Saut mengingatkan, kondisi ini dapat berdampak apabila capim ini tetap melaju dan memimpin. “Jika pimpinan KPK yang terpilih tidak berintegritas atau memiliki afiliasi partai politik maka hal itu membuat KPK berisiko ditarik pada pusaran politik dan risiko konflik kepentingan saat menangani perkara terkait aktor politik,” ujar Saut.
Peretasan aktivis
Di tengah dukungan menolak revisi UU KPK yang digalang akademisi, pemuka agama, dan masyarakat sipil, diduga diteror melalui peretasan aplikasi pesan singkat seperti whatsapp dan telegram. Beberapa nama yang diretas adalah Dosen Fakultas Ekonomi Bisnis UGM Rimawan Pradiptyo, Direktur PUKAT Zainul Arifin Mochtar, pengajar Sekolah Tinggi Hukum Jentera Bivitri Susanti, hingga grup untuk menggalang dukungan.
Wijayanto selaku Koordinator Aliansi Akademi Nasional Anti Korupsi Universitas Diponegoro mengatakan, para akademisi yang tergabung dalam Whatssap Group Aliansi Akademi Nasional Anti Korupsi Undip mencurigai adanya serangan balik dari kekuatan yang ingin melemahkan KPK.
Wijayanto menjelaskan, grup Aliansi Akademisi Nasional berisi para akademisi dari sekitar 33 universitas.
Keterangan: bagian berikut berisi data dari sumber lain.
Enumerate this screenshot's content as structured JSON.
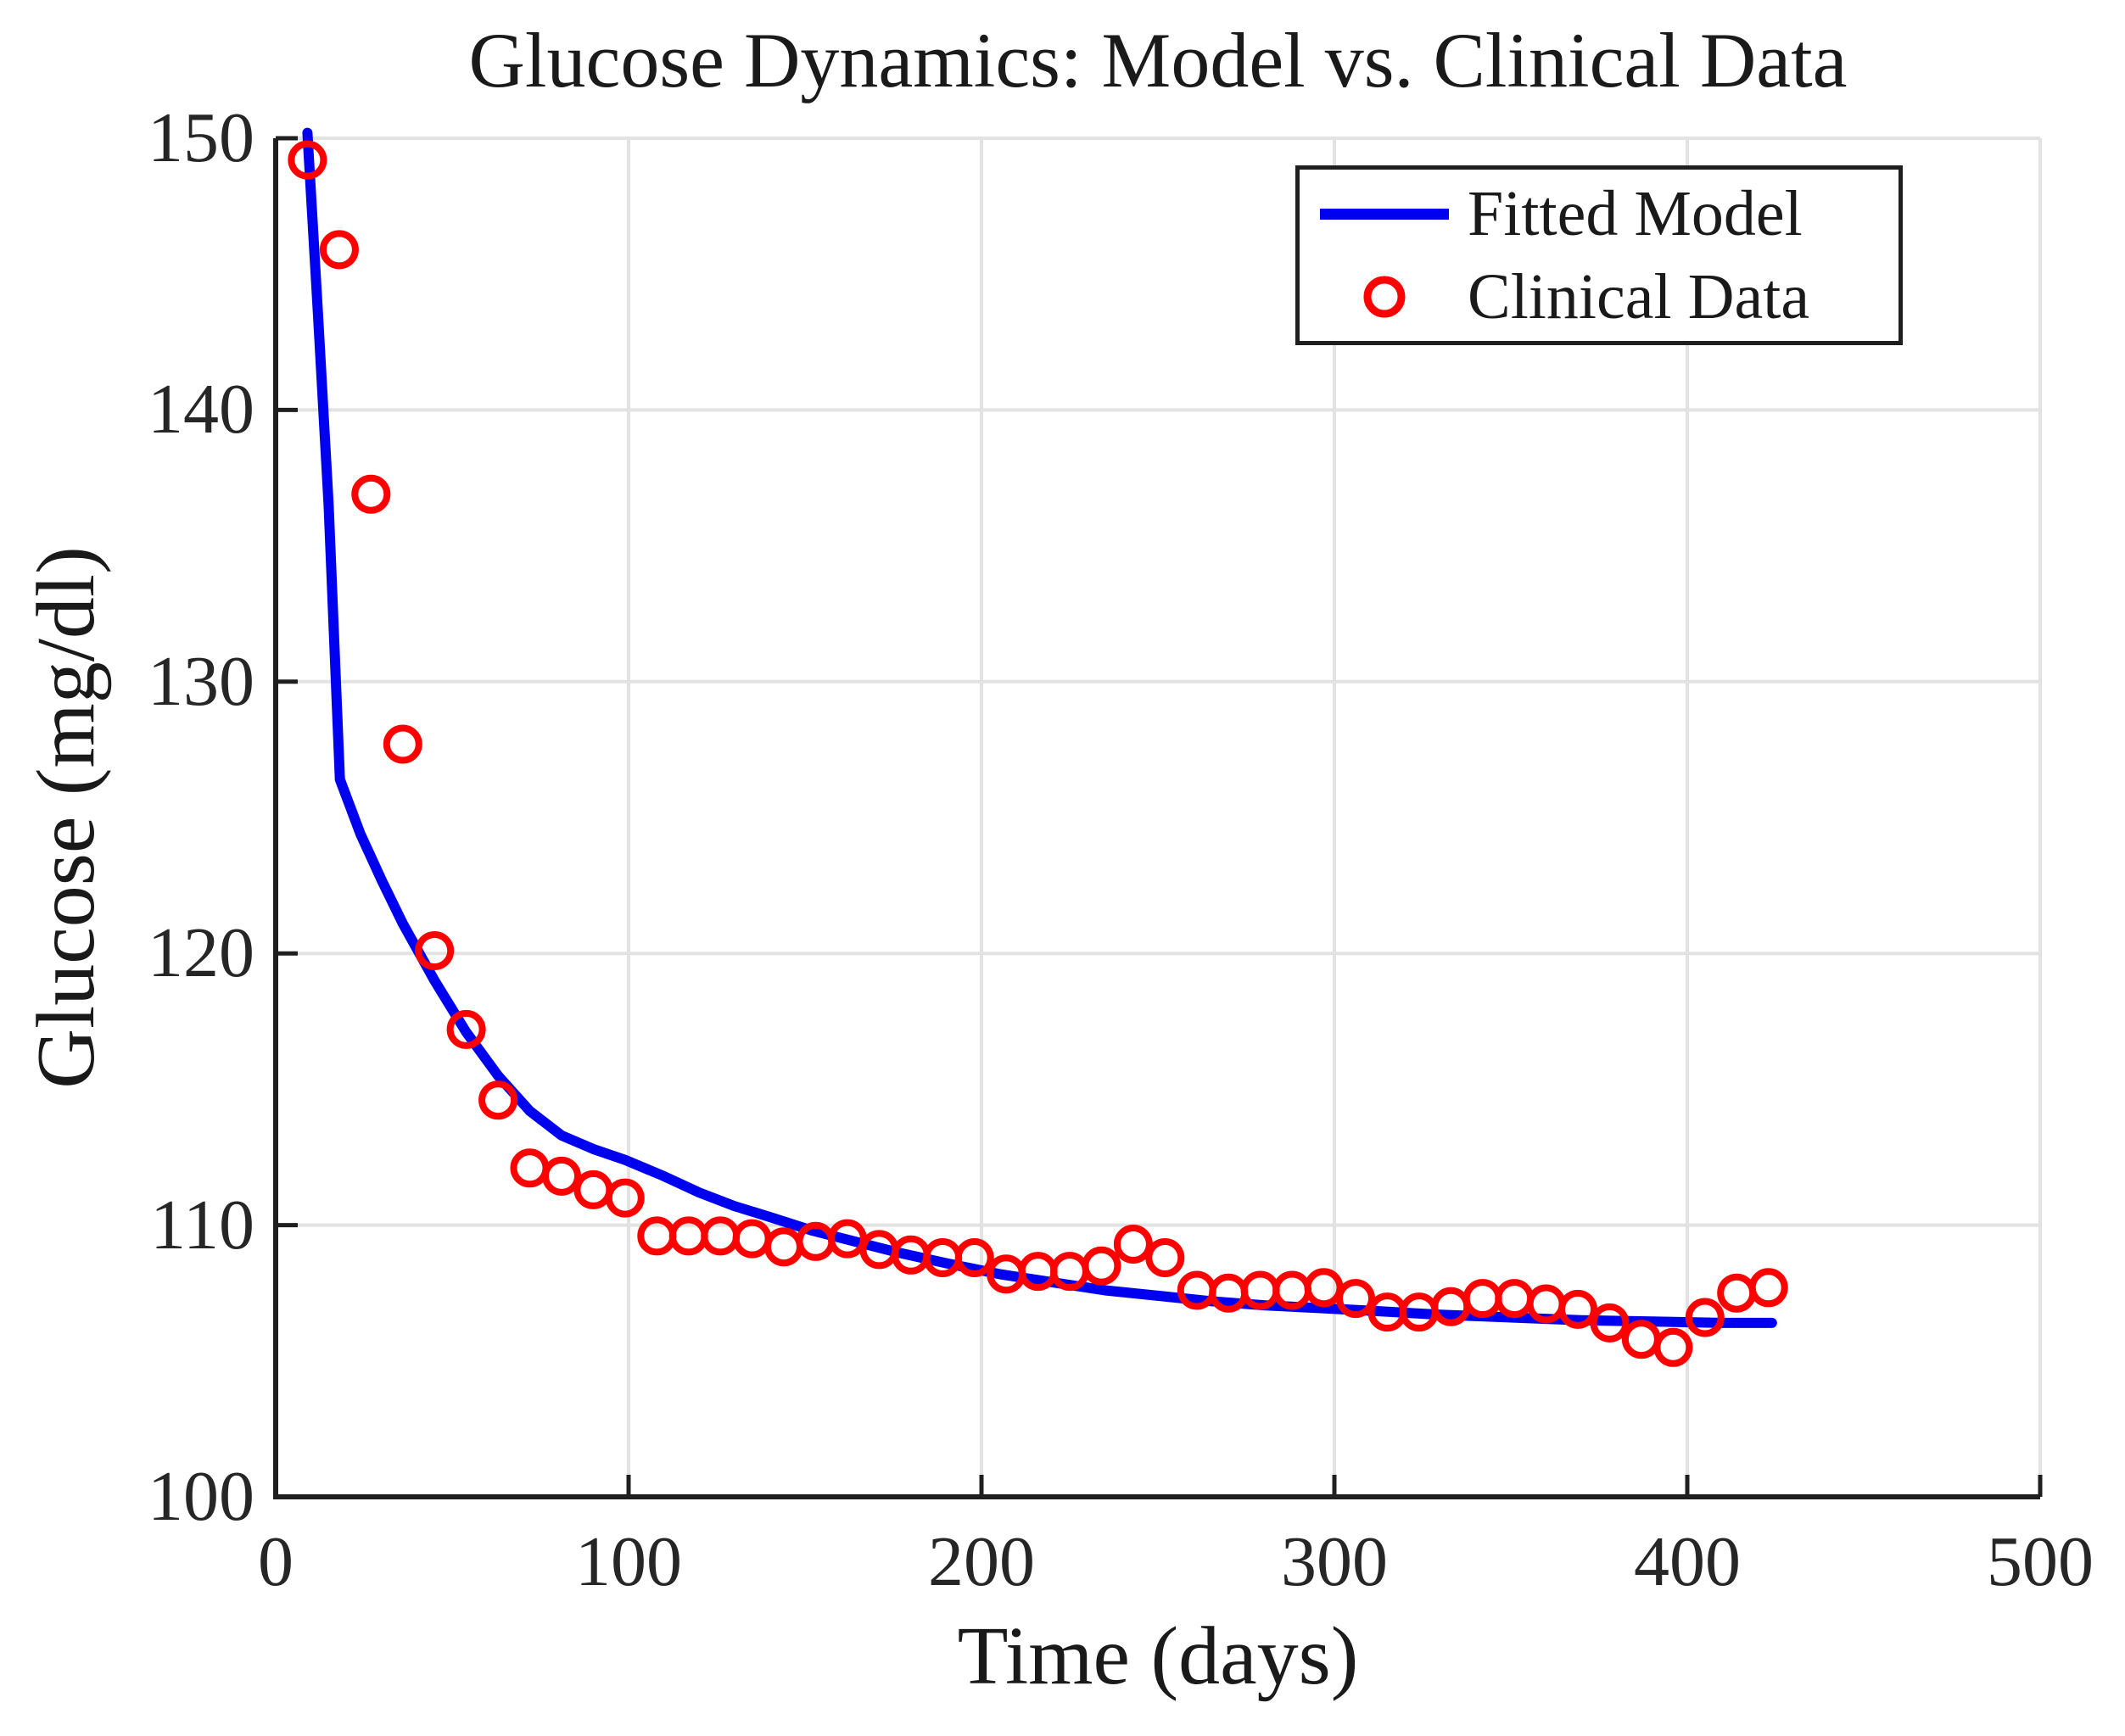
{
  "title": "Glucose Dynamics: Model vs. Clinical Data",
  "colors": {
    "model_line": "#0000f0",
    "clinical_marker": "#ff0000",
    "grid": "#e2e2e2",
    "axis": "#1f1f1f",
    "text": "#1a1a1a",
    "background": "#ffffff"
  },
  "legend": {
    "position": "northeast",
    "items": [
      {
        "label": "Fitted Model",
        "marker": "line-icon",
        "color": "#0000f0"
      },
      {
        "label": "Clinical Data",
        "marker": "circle-icon",
        "color": "#ff0000"
      }
    ]
  },
  "chart_data": {
    "type": "line",
    "title": "Glucose Dynamics: Model vs. Clinical Data",
    "xlabel": "Time (days)",
    "ylabel": "Glucose (mg/dl)",
    "xlim": [
      0,
      500
    ],
    "ylim": [
      100,
      150
    ],
    "xticks": [
      0,
      100,
      200,
      300,
      400,
      500
    ],
    "yticks": [
      100,
      110,
      120,
      130,
      140,
      150
    ],
    "grid": true,
    "legend_position": "northeast",
    "series": [
      {
        "name": "Fitted Model",
        "type": "line",
        "color": "#0000f0",
        "points": [
          [
            9,
            150.2
          ],
          [
            12,
            143.5
          ],
          [
            15,
            136.5
          ],
          [
            18.2,
            126.4
          ],
          [
            24,
            124.4
          ],
          [
            30,
            122.7
          ],
          [
            36,
            121.1
          ],
          [
            45,
            119.0
          ],
          [
            54,
            117.1
          ],
          [
            63,
            115.5
          ],
          [
            72,
            114.2
          ],
          [
            81,
            113.3
          ],
          [
            90,
            112.8
          ],
          [
            99,
            112.4
          ],
          [
            110,
            111.8
          ],
          [
            120,
            111.2
          ],
          [
            130,
            110.7
          ],
          [
            140,
            110.3
          ],
          [
            152,
            109.8
          ],
          [
            164,
            109.4
          ],
          [
            176,
            109.0
          ],
          [
            190,
            108.6
          ],
          [
            205,
            108.2
          ],
          [
            220,
            107.9
          ],
          [
            235,
            107.6
          ],
          [
            250,
            107.4
          ],
          [
            265,
            107.2
          ],
          [
            280,
            107.05
          ],
          [
            295,
            106.95
          ],
          [
            310,
            106.85
          ],
          [
            330,
            106.7
          ],
          [
            350,
            106.6
          ],
          [
            370,
            106.5
          ],
          [
            390,
            106.45
          ],
          [
            410,
            106.4
          ],
          [
            424,
            106.4
          ]
        ]
      },
      {
        "name": "Clinical Data",
        "type": "scatter",
        "color": "#ff0000",
        "points": [
          [
            9,
            149.2
          ],
          [
            18,
            145.9
          ],
          [
            27,
            136.9
          ],
          [
            36,
            127.7
          ],
          [
            45,
            120.1
          ],
          [
            54,
            117.2
          ],
          [
            63,
            114.6
          ],
          [
            72,
            112.1
          ],
          [
            81,
            111.8
          ],
          [
            90,
            111.3
          ],
          [
            99,
            111.0
          ],
          [
            108,
            109.6
          ],
          [
            117,
            109.6
          ],
          [
            126,
            109.6
          ],
          [
            135,
            109.5
          ],
          [
            144,
            109.2
          ],
          [
            153,
            109.4
          ],
          [
            162,
            109.5
          ],
          [
            171,
            109.1
          ],
          [
            180,
            108.9
          ],
          [
            189,
            108.8
          ],
          [
            198,
            108.8
          ],
          [
            207,
            108.2
          ],
          [
            216,
            108.3
          ],
          [
            225,
            108.3
          ],
          [
            234,
            108.5
          ],
          [
            243,
            109.3
          ],
          [
            252,
            108.8
          ],
          [
            261,
            107.6
          ],
          [
            270,
            107.5
          ],
          [
            279,
            107.6
          ],
          [
            288,
            107.6
          ],
          [
            297,
            107.7
          ],
          [
            306,
            107.3
          ],
          [
            315,
            106.8
          ],
          [
            324,
            106.8
          ],
          [
            333,
            107.0
          ],
          [
            342,
            107.3
          ],
          [
            351,
            107.3
          ],
          [
            360,
            107.1
          ],
          [
            369,
            106.9
          ],
          [
            378,
            106.4
          ],
          [
            387,
            105.8
          ],
          [
            396,
            105.5
          ],
          [
            405,
            106.6
          ],
          [
            414,
            107.5
          ],
          [
            423,
            107.7
          ]
        ]
      }
    ]
  }
}
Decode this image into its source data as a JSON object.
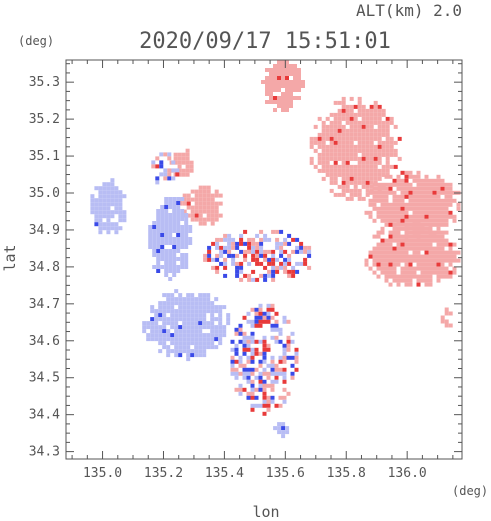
{
  "chart_data": {
    "type": "heatmap",
    "title": "2020/09/17 15:51:01",
    "subtitle": "ALT(km) 2.0",
    "xlabel": "lon",
    "ylabel": "lat",
    "x_unit": "(deg)",
    "y_unit": "(deg)",
    "xlim": [
      134.88,
      136.18
    ],
    "ylim": [
      34.28,
      35.36
    ],
    "x_ticks": [
      135.0,
      135.2,
      135.4,
      135.6,
      135.8,
      136.0
    ],
    "x_tick_labels": [
      "135.0",
      "135.2",
      "135.4",
      "135.6",
      "135.8",
      "136.0"
    ],
    "y_ticks": [
      34.3,
      34.4,
      34.5,
      34.6,
      34.7,
      34.8,
      34.9,
      35.0,
      35.1,
      35.2,
      35.3
    ],
    "y_tick_labels": [
      "34.3",
      "34.4",
      "34.5",
      "34.6",
      "34.7",
      "34.8",
      "34.9",
      "35.0",
      "35.1",
      "35.2",
      "35.3"
    ],
    "grid": false,
    "legend": "none",
    "colors": {
      "positive": "#f4a8a8",
      "positive_strong": "#e83a3a",
      "negative": "#b8bdf4",
      "negative_strong": "#3a4ae8",
      "axis": "#555555"
    },
    "regions": [
      {
        "sign": "positive",
        "lon": [
          135.52,
          135.66
        ],
        "lat": [
          35.22,
          35.36
        ]
      },
      {
        "sign": "positive",
        "lon": [
          135.68,
          135.98
        ],
        "lat": [
          34.98,
          35.26
        ]
      },
      {
        "sign": "positive",
        "lon": [
          135.86,
          136.18
        ],
        "lat": [
          34.88,
          35.06
        ]
      },
      {
        "sign": "positive",
        "lon": [
          135.86,
          136.18
        ],
        "lat": [
          34.74,
          34.92
        ]
      },
      {
        "sign": "positive",
        "lon": [
          135.25,
          135.4
        ],
        "lat": [
          34.91,
          35.02
        ]
      },
      {
        "sign": "positive",
        "lon": [
          135.22,
          135.3
        ],
        "lat": [
          35.04,
          35.12
        ]
      },
      {
        "sign": "positive",
        "lon": [
          136.11,
          136.15
        ],
        "lat": [
          34.63,
          34.69
        ]
      },
      {
        "sign": "negative",
        "lon": [
          134.96,
          135.08
        ],
        "lat": [
          34.88,
          35.04
        ]
      },
      {
        "sign": "negative",
        "lon": [
          135.15,
          135.3
        ],
        "lat": [
          34.76,
          35.0
        ]
      },
      {
        "sign": "negative",
        "lon": [
          135.13,
          135.42
        ],
        "lat": [
          34.55,
          34.74
        ]
      },
      {
        "sign": "mixed",
        "lon": [
          135.42,
          135.64
        ],
        "lat": [
          34.4,
          34.7
        ]
      },
      {
        "sign": "mixed",
        "lon": [
          135.33,
          135.7
        ],
        "lat": [
          34.76,
          34.9
        ]
      },
      {
        "sign": "mixed",
        "lon": [
          135.16,
          135.25
        ],
        "lat": [
          35.02,
          35.11
        ]
      },
      {
        "sign": "negative",
        "lon": [
          135.56,
          135.62
        ],
        "lat": [
          34.34,
          34.38
        ]
      }
    ]
  }
}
Para akademisi ini merupakan perwakilan atau koordinator dari universitas masing-masing yang mengorganisasi aksi dan penggalangan petisi di kampus masing-masing. Ia mencontohkan, di Universitas Diponegoro berhasil dibuat petisi yang pada 9 September lalu ditandatangi 50 dosen.
“Senin kemarin di FISIP Undip, kami deklarasi hadir wakil rektor, dekan dan ratusan mahasiswa,” katanya.
Namun, sehari terakhir, terjadi kejanggalan di WAG dimulai dari akun seorang akademisi yang diretas. Para anggota grup yang lain juga mulai diretas serta mendapat telepon dari nomor asing di luar negeri yang tidak dikenal. Wija yang mendapat telepon dari nomor ini tidak mendengar suara apa-apa. Airlangga Pribadi, dosen Universitas Airlangga yang tergabung dalam WAG yang sama juga mendapati dirinya ditelepon dengan nomor asing berkali-kali.
“Saya cek ke anggota-anggota WAG, memang banyak yang mengalami. Kami jadi takut diretas,” kata Wija.
Hal ini diantaranya berakibat pada banyak akademisi yang mengundurkan diri dari grup. “Melihat situasi ini, saya berpendapat ini adalah serangan balik dari kekuatan yang ingin melemahkan KPK,” kata Wija.